Evals before everything

Evals, or evaluations, are a set of tests used to measure prediction models performance on a specific task.

Why?

Any product using LLMs (Large Language Models) in production environments should have evals. And not only that, evaluations should be built even before writing the code. For those coming from a software development background, it would be like TDD (Test-Driven Development), but with evaluations instead of tests guiding product development.

I understand that for a developer, starting by creating evaluations instead of coding directly might feel a bit discouraging, but the pros far outweigh the cons.

Once we have a set of evaluations that we can trust and run relatively quickly, development will be much more enjoyable and less stressful since every change can be compared to previous versions. This reduces uncertainty, a common characteristic in the world of AI, especially with LLMs, where one day we might be using one model and the next day switching to another.

Look at the data, a lot!

Creating evals should be our priority, especially when starting a project, but at the same time, we must closely monitor the data generated from real-world use in production. Only then can we iteratively improve the cases we evaluate to enhance the system. Evaluations are not static—user behavior changes, and often the models we use do too. Sticking with the same set of test cases defined early in the application and using them at a much later stage can become problematic.

What should we aim for when creating evals?

Coverage: Cover a large percentage of possible cases.
Confidence: If the evals score above a predefined threshold (that we’ve defined as “good enough”), we should feel confident releasing the solution into production.
Speed: We need to run the evaluations quickly. Slow evaluations can hinder development and lead to more predictable, less frequent changes.
Ease of expansion: Anyone wanting to add cases shouldn’t face too many obstacles.
Ease of interpretation: A user interface that allows for easy interpretation of evaluation results and comparison with previous runs.
Ease of execution: Run tests ad-hoc.

Types of Evals by Task

End-to-End

The evaluations we create depend heavily on the type of task the LLM will perform.

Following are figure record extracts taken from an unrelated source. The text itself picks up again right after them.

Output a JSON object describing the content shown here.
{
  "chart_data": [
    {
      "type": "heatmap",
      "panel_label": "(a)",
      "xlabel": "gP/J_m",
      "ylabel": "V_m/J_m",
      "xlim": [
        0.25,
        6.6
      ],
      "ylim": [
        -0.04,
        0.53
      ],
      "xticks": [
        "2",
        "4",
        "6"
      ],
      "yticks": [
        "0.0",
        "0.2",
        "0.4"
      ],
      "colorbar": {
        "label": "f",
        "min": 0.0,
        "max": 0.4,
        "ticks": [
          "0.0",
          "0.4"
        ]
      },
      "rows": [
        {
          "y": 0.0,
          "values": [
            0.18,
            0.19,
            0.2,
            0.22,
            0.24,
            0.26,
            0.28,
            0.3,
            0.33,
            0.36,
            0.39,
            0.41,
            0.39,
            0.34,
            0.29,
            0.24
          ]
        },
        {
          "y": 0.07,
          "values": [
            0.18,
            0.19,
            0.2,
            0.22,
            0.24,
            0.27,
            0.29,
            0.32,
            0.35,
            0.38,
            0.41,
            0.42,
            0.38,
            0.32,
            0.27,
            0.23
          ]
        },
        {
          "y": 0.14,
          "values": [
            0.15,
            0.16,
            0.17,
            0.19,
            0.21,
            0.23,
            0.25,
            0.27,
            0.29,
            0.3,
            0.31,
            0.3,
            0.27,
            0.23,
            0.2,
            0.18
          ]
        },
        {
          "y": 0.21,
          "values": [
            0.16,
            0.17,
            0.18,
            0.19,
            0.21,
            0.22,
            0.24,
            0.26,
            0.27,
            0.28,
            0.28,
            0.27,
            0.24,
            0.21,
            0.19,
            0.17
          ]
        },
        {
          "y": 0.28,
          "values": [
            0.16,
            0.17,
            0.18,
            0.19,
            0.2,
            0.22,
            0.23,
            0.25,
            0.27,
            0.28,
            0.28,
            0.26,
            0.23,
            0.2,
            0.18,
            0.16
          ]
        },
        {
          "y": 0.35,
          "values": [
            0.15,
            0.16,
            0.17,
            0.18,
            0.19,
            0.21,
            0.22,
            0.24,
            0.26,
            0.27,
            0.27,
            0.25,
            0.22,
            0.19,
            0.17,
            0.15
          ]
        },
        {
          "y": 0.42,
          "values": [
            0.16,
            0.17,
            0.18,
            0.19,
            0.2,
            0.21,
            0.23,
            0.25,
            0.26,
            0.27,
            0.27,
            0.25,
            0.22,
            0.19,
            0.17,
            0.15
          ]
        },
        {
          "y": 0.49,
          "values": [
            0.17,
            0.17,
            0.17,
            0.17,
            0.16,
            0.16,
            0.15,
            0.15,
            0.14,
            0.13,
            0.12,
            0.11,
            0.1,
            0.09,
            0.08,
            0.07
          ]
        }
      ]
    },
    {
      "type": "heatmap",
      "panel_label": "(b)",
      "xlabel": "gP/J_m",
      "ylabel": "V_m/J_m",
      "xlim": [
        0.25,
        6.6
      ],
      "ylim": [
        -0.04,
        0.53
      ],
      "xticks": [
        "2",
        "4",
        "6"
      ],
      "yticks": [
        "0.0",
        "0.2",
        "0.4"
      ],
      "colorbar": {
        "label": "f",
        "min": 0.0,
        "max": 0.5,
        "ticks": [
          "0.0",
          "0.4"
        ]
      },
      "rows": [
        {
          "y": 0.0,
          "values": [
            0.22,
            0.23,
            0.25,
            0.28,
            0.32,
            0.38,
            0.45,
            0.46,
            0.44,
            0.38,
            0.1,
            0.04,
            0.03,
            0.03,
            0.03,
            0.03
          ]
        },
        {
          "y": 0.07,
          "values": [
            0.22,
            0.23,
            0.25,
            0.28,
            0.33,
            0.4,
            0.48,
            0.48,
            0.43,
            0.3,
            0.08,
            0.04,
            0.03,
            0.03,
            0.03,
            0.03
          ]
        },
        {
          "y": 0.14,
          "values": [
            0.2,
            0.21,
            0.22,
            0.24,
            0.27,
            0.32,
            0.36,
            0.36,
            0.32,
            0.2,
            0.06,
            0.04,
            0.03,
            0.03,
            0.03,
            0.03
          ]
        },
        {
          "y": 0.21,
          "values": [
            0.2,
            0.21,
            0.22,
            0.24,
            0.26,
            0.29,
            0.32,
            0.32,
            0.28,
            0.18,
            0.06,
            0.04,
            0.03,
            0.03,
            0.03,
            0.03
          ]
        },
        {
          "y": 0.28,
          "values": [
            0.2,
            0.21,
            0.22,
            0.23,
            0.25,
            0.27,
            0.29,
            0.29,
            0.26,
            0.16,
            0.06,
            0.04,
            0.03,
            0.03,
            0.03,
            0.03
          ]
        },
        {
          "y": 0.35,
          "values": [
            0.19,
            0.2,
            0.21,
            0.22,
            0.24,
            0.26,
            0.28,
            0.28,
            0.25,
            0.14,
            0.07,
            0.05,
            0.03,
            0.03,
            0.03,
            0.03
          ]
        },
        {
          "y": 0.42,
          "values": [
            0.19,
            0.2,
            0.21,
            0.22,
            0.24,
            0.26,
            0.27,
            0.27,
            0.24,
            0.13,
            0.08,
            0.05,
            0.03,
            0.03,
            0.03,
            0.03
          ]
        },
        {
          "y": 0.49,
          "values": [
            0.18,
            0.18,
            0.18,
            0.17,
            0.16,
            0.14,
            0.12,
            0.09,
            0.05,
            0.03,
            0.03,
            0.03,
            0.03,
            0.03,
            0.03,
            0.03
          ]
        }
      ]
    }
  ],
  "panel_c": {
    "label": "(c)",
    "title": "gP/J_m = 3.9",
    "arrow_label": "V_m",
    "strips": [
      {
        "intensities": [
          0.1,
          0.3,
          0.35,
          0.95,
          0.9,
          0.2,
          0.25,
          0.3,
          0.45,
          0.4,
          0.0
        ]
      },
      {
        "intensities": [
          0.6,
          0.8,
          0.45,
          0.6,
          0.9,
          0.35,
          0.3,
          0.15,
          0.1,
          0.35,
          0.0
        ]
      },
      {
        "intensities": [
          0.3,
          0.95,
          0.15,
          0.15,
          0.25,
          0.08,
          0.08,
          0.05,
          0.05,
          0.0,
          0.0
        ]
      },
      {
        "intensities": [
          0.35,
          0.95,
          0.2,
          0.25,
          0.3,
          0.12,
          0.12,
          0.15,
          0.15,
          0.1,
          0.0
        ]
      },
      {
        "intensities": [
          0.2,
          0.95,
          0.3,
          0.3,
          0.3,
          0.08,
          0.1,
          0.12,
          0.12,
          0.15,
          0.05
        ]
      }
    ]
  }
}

For classification tasks, where the LLM must predict which category (from a group) a message belongs to, we can use classic metrics: precision, recall, F1-score.

On the other hand, if what we want is to generate responses to user questions based on documents, the evaluations will be related to identifying how similar the LLM-generated answers are to the “canonical” answer.

The evaluations I described above are more “end-to-end,” where we run the entire pipeline and evaluate the final output against the correct output we define.

Somewhere in the Pipeline

It’s also advisable to evaluate components that are part of the pipeline. In the case of LLMs, it’s very likely that we’ll use vector search to retrieve elements with the highest semantic similarity to the input.

For classification, if there are, for example, 50 possible categories, we could use vector search to narrow it down to the 10 categories that are most semantically similar to the input. The LLM would then make its decision based on these 10 categories. How can we know if these 10 categories are the most relevant? The answer won’t surprise you—with evaluations, of course!